In 2005, Rhino lost the rights to distribute Transformers, and the license was subsequently acquired by Sony Wonder (a division of Sony BMG), who announced in October 2006 that they would re-release the first season in 2007, with the other three presumably following. In June 2007, Sony BMG dissolved Sony Wonder and moved the label to Sony Pictures Home Entertainment, without releasing any DVD sets.

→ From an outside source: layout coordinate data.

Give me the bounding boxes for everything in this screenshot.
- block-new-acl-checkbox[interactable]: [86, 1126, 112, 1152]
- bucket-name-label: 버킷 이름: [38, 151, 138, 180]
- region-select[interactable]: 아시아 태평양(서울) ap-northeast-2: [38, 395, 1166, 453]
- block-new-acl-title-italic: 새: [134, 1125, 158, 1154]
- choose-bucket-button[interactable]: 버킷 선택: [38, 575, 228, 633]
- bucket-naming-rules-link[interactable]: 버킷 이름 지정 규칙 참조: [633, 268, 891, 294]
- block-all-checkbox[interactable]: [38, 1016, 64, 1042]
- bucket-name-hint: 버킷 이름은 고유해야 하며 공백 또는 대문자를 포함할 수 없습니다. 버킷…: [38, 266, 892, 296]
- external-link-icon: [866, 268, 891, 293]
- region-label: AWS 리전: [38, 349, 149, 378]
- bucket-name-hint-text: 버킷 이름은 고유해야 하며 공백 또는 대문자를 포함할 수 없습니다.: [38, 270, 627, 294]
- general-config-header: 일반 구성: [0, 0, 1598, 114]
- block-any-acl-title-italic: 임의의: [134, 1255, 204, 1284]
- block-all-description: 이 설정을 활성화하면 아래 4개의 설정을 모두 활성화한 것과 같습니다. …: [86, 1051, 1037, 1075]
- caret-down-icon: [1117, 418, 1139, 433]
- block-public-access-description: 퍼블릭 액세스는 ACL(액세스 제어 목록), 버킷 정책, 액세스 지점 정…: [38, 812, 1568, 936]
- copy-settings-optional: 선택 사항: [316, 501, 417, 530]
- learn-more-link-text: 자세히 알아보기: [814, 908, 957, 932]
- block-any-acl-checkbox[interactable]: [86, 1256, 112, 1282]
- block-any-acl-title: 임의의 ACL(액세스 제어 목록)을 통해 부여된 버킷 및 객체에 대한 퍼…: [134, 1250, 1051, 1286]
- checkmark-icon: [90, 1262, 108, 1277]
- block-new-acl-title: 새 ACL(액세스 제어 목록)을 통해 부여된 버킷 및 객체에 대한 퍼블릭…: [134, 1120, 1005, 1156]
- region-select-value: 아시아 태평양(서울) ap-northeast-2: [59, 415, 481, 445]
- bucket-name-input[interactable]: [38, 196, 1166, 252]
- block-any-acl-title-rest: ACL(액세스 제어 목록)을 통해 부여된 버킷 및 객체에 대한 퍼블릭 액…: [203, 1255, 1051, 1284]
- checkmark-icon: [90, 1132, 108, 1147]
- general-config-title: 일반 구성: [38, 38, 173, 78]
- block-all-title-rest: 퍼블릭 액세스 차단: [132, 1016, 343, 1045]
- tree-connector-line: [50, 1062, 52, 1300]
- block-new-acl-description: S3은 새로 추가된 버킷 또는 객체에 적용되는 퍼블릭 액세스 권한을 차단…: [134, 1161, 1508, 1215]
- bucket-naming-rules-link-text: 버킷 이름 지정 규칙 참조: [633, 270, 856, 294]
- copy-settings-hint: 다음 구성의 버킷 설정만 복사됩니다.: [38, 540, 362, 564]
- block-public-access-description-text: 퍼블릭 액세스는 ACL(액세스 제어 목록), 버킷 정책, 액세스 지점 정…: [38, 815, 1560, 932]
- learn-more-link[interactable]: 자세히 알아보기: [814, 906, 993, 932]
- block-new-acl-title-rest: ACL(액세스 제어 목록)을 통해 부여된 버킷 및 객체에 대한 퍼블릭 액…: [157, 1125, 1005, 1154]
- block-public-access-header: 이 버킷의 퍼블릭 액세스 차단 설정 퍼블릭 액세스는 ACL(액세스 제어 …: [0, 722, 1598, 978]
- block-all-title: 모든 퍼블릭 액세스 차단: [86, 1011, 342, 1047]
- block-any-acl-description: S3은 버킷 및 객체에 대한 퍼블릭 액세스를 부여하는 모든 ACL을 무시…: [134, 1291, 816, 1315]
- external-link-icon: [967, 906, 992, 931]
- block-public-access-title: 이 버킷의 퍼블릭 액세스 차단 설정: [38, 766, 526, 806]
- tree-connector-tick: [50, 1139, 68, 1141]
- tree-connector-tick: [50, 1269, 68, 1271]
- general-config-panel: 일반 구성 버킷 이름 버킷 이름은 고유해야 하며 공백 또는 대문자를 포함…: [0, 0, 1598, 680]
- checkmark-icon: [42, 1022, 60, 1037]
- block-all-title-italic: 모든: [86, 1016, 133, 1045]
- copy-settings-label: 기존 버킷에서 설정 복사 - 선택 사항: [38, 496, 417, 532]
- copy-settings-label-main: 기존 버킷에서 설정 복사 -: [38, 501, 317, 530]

In May 2008, Hasbro re-acquired the rights to Sunbow's catalogue, including Transformers. In March 2009, Shout! Factory announced that they had acquired the license from Hasbro to release Transformers on DVD. They subsequently released The Complete First Season on June 16, 2009. Season Two Volume One was released on September 15, 2009. Season Two Volume Two was released on January 12, 2010. Seasons Three and Four were released together in one set on April 20, 2010. These releases corrected most of the newly introduced Rhino animation errors, but this was necessarily accomplished by using lower quality sources taken from the original broadcast masters. Rhino's added sound effects were discarded in favor of a sound mix more faithful to the original mono audio. On October 20, 2009, Shout! released the complete series in a box set. This set, dubbed Transformers: The Complete Series - The Matrix of Leadership Collector's Set, features all 98 remastered episodes along with all new bonus features.

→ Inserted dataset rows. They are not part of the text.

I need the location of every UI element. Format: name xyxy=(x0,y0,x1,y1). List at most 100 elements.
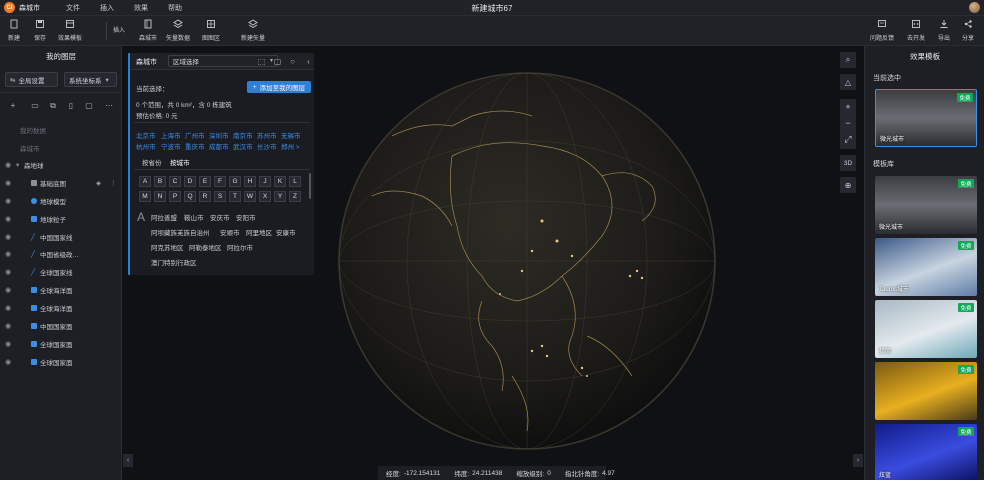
add-layer-icon[interactable]: + xyxy=(6,99,20,112)
letter-filter[interactable]: N xyxy=(154,191,166,202)
tree-item[interactable]: ◉ 地球模型 xyxy=(0,193,122,208)
template-card[interactable]: 免费 炫蓝 xyxy=(875,424,977,480)
city-link[interactable]: 北京市 xyxy=(136,130,156,140)
globe-icon[interactable]: ⊕ xyxy=(840,177,856,193)
tree-item[interactable]: ◉ ╱ 中国国家线 xyxy=(0,229,122,244)
tree-item[interactable]: ◉ 全球海洋面 xyxy=(0,282,122,297)
letter-filter[interactable]: B xyxy=(154,176,166,187)
region-item[interactable]: 阿拉善盟 xyxy=(151,212,177,222)
3d-view-button[interactable]: 3D xyxy=(840,155,856,171)
current-template-card[interactable]: 免费 微光城市 xyxy=(875,89,977,147)
region-item[interactable]: 阿勒泰地区 xyxy=(189,242,222,252)
fullscreen-icon[interactable]: ⤢ xyxy=(840,131,856,147)
collapse-right-panel-icon[interactable]: › xyxy=(853,454,863,467)
letter-filter[interactable]: E xyxy=(199,176,211,187)
menu-help[interactable]: 帮助 xyxy=(168,3,182,13)
region-item[interactable]: 安康市 xyxy=(276,227,296,237)
city-link[interactable]: 苏州市 xyxy=(257,130,277,140)
city-link[interactable]: 无锡市 xyxy=(281,130,301,140)
region-item[interactable]: 安顺市 xyxy=(220,227,240,237)
new-button[interactable]: 新建 xyxy=(8,19,20,42)
tree-item[interactable]: ◉ 中国国家面 xyxy=(0,318,122,333)
tree-item[interactable]: ◉ 地球粒子 xyxy=(0,211,122,226)
region-item[interactable]: 安阳市 xyxy=(236,212,256,222)
collapse-left-icon[interactable]: ‹ xyxy=(303,56,314,67)
effect-template-button[interactable]: 效果模板 xyxy=(58,19,82,42)
letter-filter[interactable]: L xyxy=(289,176,301,187)
eye-icon[interactable]: ◉ xyxy=(5,250,11,258)
zoom-out-button[interactable]: − xyxy=(840,115,856,131)
letter-filter[interactable]: Y xyxy=(274,191,286,202)
letter-filter[interactable]: K xyxy=(274,176,286,187)
city-button[interactable]: 森城市 xyxy=(139,19,157,42)
city-link[interactable]: 宁波市 xyxy=(161,141,181,151)
lock-icon[interactable]: ▢ xyxy=(82,99,96,112)
letter-filter[interactable]: J xyxy=(259,176,271,187)
letter-filter[interactable]: S xyxy=(214,191,226,202)
city-link[interactable]: 重庆市 xyxy=(185,141,205,151)
letter-filter[interactable]: Q xyxy=(184,191,196,202)
eye-icon[interactable]: ◉ xyxy=(5,179,11,187)
eye-icon[interactable]: ◉ xyxy=(5,233,11,241)
letter-filter[interactable]: H xyxy=(244,176,256,187)
tree-item[interactable]: 森城市 xyxy=(0,140,122,155)
avatar[interactable] xyxy=(969,2,980,13)
city-link[interactable]: 郑州 > xyxy=(281,141,300,151)
region-item[interactable]: 澳门特别行政区 xyxy=(151,257,197,267)
letter-filter[interactable]: W xyxy=(244,191,256,202)
vector-data-button[interactable]: 矢量数据 xyxy=(166,19,190,42)
tree-item[interactable]: ◉ ╱ 中国省级政… xyxy=(0,246,122,261)
letter-filter[interactable]: R xyxy=(199,191,211,202)
more-icon[interactable]: ⋮ xyxy=(110,179,117,187)
eye-icon[interactable]: ◉ xyxy=(5,215,11,223)
template-card[interactable]: 免费 微光城市 xyxy=(875,176,977,234)
chevron-down-icon[interactable]: ▾ xyxy=(16,161,19,169)
add-to-layers-button[interactable]: + 添加至我的图层 xyxy=(247,81,311,93)
city-link[interactable]: 南京市 xyxy=(233,130,253,140)
letter-filter[interactable]: Z xyxy=(289,191,301,202)
share-button[interactable]: 分享 xyxy=(962,19,974,42)
letter-filter[interactable]: X xyxy=(259,191,271,202)
zoom-in-button[interactable]: + xyxy=(840,99,856,115)
eye-icon[interactable]: ◉ xyxy=(5,304,11,312)
city-link[interactable]: 长沙市 xyxy=(257,141,277,151)
letter-filter[interactable]: A xyxy=(139,176,151,187)
city-link[interactable]: 杭州市 xyxy=(136,141,156,151)
collapse-left-panel-icon[interactable]: ‹ xyxy=(123,454,133,467)
export-button[interactable]: 导出 xyxy=(938,19,950,42)
city-link[interactable]: 上海市 xyxy=(161,130,181,140)
letter-filter[interactable]: T xyxy=(229,191,241,202)
eye-icon[interactable]: ◉ xyxy=(5,161,11,169)
eye-icon[interactable]: ◉ xyxy=(5,358,11,366)
search-icon[interactable]: ⌕ xyxy=(840,52,856,68)
copy-icon[interactable]: ⧉ xyxy=(46,99,60,112)
tree-item[interactable]: ◉ ╱ 全球国家线 xyxy=(0,264,122,279)
letter-filter[interactable]: G xyxy=(229,176,241,187)
city-link[interactable]: 成都市 xyxy=(209,141,229,151)
tree-item[interactable]: ◉ 全球海洋面 xyxy=(0,300,122,315)
tree-item[interactable]: ◉ 基础底图 ◈ ⋮ xyxy=(0,175,122,190)
tree-item[interactable]: ◉ 全球国家面 xyxy=(0,354,122,369)
layer-area-button[interactable]: 图图区 xyxy=(202,19,220,42)
developer-button[interactable]: 去开发 xyxy=(907,19,925,42)
eye-icon[interactable]: ◉ xyxy=(5,286,11,294)
region-item[interactable]: 阿克苏地区 xyxy=(151,242,184,252)
compass-icon[interactable]: △ xyxy=(840,74,856,90)
folder-icon[interactable]: ▭ xyxy=(28,99,42,112)
coordinate-system-select[interactable]: 系统坐标系 ▾ xyxy=(64,72,117,87)
letter-filter[interactable]: F xyxy=(214,176,226,187)
menu-insert[interactable]: 插入 xyxy=(100,3,114,13)
tab-by-province[interactable]: 按省份 xyxy=(142,157,162,167)
more-icon[interactable]: ⋯ xyxy=(102,99,116,112)
delete-icon[interactable]: ▯ xyxy=(64,99,78,112)
letter-filter[interactable]: M xyxy=(139,191,151,202)
region-item[interactable]: 阿拉尔市 xyxy=(227,242,253,252)
scrollbar[interactable] xyxy=(309,173,311,199)
global-settings-button[interactable]: ⇆ 全局设置 xyxy=(5,72,58,87)
eye-icon[interactable]: ◉ xyxy=(5,268,11,276)
template-card[interactable]: 免费 Taurus城市 xyxy=(875,238,977,296)
circle-tool-icon[interactable]: ○ xyxy=(287,56,298,67)
rectangle-tool-icon[interactable]: ⬚ xyxy=(256,56,267,67)
letter-filter[interactable]: P xyxy=(169,191,181,202)
tree-item[interactable]: 我的数据 xyxy=(0,122,122,137)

| DVD name | Ep. # | Release date |
|---|---|---|
| The Complete First Season: 25th Anniversary Edition | 16 | June 16, 2009 |
| Season Two Volume One: 25th Anniversary Edition | 28 | September 15, 2009 |
| Season Two Volume Two: 25th Anniversary Edition | 21 | January 12, 2010 |
| Seasons Three and Four: 25th Anniversary Edition | 33 | April 20, 2010 |
| Transformers: The Complete Series - The Matrix of Leadership Collector's Set | 98 | October 20, 2009 |

===Digital streaming===
All four seasons are currently available for streaming online on Amazon Prime Video, Tubi (as Transformers: Generation 1), Pluto TV (as Transformers: Original Series), Plex and The Roku Channel. However, the Rhino masters of the episodes are the versions used for streaming.

In 2021, Hasbro made the complete series available for streaming on YouTube via the Hasbro Pulse channel, which eventually expanded with the live broadcast feed of the third and fourth seasons in 2024.